The Stetson

What to buy for the grandpa who’s seen everything, including an outlaw’s execution?

Sample:

After we played a warm-up hand of Coon Can, Burton and Bess wanted a story from Granddad. It was always the same one: the hanging of the train robber, Black Jack Ketchum. Granddad had been an eyewitness to the big event. We knew the story, but we always asked for another telling, because Granddad would add a little something each time.
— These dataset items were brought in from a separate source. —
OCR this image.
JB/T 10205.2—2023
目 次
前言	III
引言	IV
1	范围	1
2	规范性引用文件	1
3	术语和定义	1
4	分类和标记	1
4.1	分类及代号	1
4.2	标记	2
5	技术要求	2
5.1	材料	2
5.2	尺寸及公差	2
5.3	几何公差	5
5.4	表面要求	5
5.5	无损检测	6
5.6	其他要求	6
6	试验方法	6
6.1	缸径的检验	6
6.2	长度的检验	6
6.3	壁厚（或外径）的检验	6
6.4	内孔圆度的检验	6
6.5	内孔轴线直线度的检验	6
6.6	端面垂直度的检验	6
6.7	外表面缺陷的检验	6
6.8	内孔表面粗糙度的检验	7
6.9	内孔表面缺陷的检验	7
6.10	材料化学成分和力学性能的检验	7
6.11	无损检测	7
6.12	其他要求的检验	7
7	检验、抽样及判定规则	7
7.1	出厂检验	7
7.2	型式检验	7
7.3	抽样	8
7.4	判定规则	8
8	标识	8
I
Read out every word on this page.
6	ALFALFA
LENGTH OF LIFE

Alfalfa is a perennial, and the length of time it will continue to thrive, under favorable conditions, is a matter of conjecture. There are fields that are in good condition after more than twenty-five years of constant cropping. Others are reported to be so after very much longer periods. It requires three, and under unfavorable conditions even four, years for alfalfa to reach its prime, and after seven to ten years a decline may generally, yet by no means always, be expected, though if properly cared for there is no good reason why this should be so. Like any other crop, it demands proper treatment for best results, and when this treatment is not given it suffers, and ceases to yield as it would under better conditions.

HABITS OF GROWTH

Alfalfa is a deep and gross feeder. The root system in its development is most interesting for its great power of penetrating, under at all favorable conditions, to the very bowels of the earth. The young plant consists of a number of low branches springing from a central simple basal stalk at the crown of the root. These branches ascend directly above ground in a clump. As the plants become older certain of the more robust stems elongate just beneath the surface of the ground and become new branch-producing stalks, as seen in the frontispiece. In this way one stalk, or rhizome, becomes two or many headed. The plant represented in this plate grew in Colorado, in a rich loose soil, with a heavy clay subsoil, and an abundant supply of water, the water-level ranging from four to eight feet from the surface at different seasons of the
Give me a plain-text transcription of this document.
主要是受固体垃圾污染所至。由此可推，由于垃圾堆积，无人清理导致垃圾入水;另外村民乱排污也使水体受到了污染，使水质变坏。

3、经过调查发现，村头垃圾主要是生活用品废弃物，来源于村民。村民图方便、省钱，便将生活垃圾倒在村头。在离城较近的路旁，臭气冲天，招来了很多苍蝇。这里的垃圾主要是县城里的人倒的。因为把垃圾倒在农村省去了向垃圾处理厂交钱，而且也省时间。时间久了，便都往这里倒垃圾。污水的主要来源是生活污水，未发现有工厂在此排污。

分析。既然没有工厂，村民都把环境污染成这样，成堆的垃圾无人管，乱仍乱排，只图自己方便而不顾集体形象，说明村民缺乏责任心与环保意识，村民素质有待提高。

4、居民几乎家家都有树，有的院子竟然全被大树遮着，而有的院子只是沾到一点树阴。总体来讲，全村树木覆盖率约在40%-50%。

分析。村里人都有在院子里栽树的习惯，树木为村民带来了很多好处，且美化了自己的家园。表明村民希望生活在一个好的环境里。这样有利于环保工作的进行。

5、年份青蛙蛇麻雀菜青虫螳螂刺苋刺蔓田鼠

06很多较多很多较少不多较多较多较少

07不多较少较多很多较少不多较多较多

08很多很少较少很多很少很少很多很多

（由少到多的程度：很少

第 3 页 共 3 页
As usual, he wasn’t too talkative, so Bess had to pump him. “I forgot, Granddad,” she said, “Didn’t you say they sold little Black Jack dolls at the hanging?”

“Yep.”

“Did you buy one?”

“Nope.”

Bess said, “I wish you had, ’cause then you could’ve saved it all these years and given it to me.”

Granddad picked up a card from the discard pile and worked it into his hand. I asked him, “What were his last words?” I knew what Black Jack said. I just wanted to get him going.

Granddad wiped his mouth with his handkerchief. “All’s he said was ‘Good bye. Please dig my grave very deep.’ And then, ‘all right, now, hurry up.’”

Burton said, “How close were you to the hanging?”

“Close enough that I don’t ever want to see one again. Whose turn is it?”

“Mine.” Burton picked a card from the pile. “Tell us what you saw, Granddad.”

After some begging from Bess, Granddad adjusted his glasses and said, “I don’t want to give you children nightmares. Your mother would be mad at me.”

Burton and Bess swore they wouldn’t tell Mom. Granddad smiled. He looked over our heads, looked back into the old days. Burton and Bess scooted closer to hear him better. “Well,” he said, “Understand that nobody in Clayton had ever hanged a man before. And they miscalculated. The rope was too long.”

“What happened?” Bess asked.

“Black Jack was decapitated when he dropped through the trap door.” Granddad went on neatly arranging his cards.

We kids stopped playing while we absorbed this gruesome information. Burton asked, “What’s it mean?”

“It means his head popped off,” I said.

Burton was impressed. “Wow! Did you see the head?” he asked Granddad.

“No, I didn’t,” Granddad said. “I understand the doctor sewed it back onto his body.”

“Why?” Bess asked. “He was already dead.”

“Because it was the right thing to do.” Granddad sat back in his chair. “All right, now, that’s enough of Black Jack Ketchum. Whose turn is it?”